L’initiative du CORA prend aussi en compte l’urgence qui pointe, « notamment pour la jeunesse de notre continent ».
Urgence effectivement de faire face aux menaces que sont, outre le Covid-19, la persistance et le renforcement des tyrannies, la prolifération de l’intégrisme islamique armé allié au grand banditisme, qui par métastase s’est répandu du Nord à l’Est, puis à l’Ouest et au Centre et atteint désormais la partie australe du continent, qui risquent de provoquer la dérive irréversible de l’Afrique toute entière.
D’autant plus qu’il y a aussi les menaces géopolitiques posées par les grandes puissances plus que jamais déterminées à augmenter leur part d’Afrique, dont les richesses minières et agricoles ainsi que le marché intérieur qui représente déjà 1.2 milliard de travailleurs et de consommateurs sont plus que jamais des enjeux stratégiques en ce 21ème siècle.

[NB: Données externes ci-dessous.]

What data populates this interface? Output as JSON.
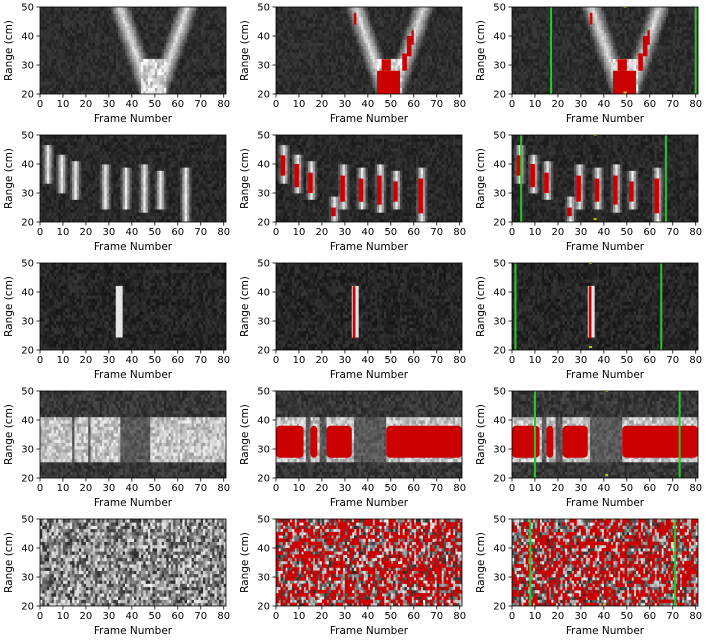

Ainsi, l’intervention militaire de la France dans le Sahel n’a d’autre but que de sécuriser sa place dans cette région en vue du contrôle des matières premières dites stratégiques (uranium au Niger, pétrole au Tchad, « terres rares » au Mali, etc.)
Sait-on que les USA envisagent sérieusement la partition de la République Démocratique du Congo (RDC), ainsi que l’envoyé spécial du président Trump dans la région des Grands Lacs l’a déclaré récemment ?
L’objectif américain est d’assurer un approvisionnement régulier en coltan, cuivre, cobalt et autres minerais indispensables à leurs industries, notamment aux secteurs informatiques et de l’aérospatiale.
Quand on sait qu’en 2011, on n’a pas hésité à détruire la Libye et à assassiner son leader Mouammar Kadhafi et qu’on a procédé effectivement à la partition du Soudan, on ne peut que prendre au sérieux la menace.
Dès lors n’est-il pas opportun, pour les organisations politiques et les organisations des sociétés civiles africaines de répondre à l’appel du CORA, à s’allier en « vue d’apporter notre pierre à l’imposant édifice de la lutte de libération, à une rupture, un sursaut collectif décisif, à penser et construire l’Afrique du 21e siècle » ?
Ne doivent-elles pas engager une réflexion stratégique et se poser tout d’abord la question politique fondamentale : Que faire ?
Mettre en place à l’instar de CORA un Réseau Continental d’Action politique pour le Renouveau Africain ?
Un Manifeste pour le Renouveau Africain ?
Un Parti pour le Renouveau Africain à l’image du Rassemblement Démocratique Africain (RDA) ?
Après tout, le texte fondateur du RDA n’a été conçu que par une dizaine d’intellectuels africains[2] !
[1] Ma traduction.
[2] Félix Houphouet Boigny, Lamine Gueye, Jean Félix Tchikaya, Sourou Mighan Apithy, Fily Dabo Sissoko, Yacine Diallo et Gabriel d’Arboussier réunis le 22 juillet 1946, à Paris (Référence : Fréderic Grah Mel : Félix Houphouet Biographie. Ed du Cerap Maisonneuve et Larose. Tome 1, page 382.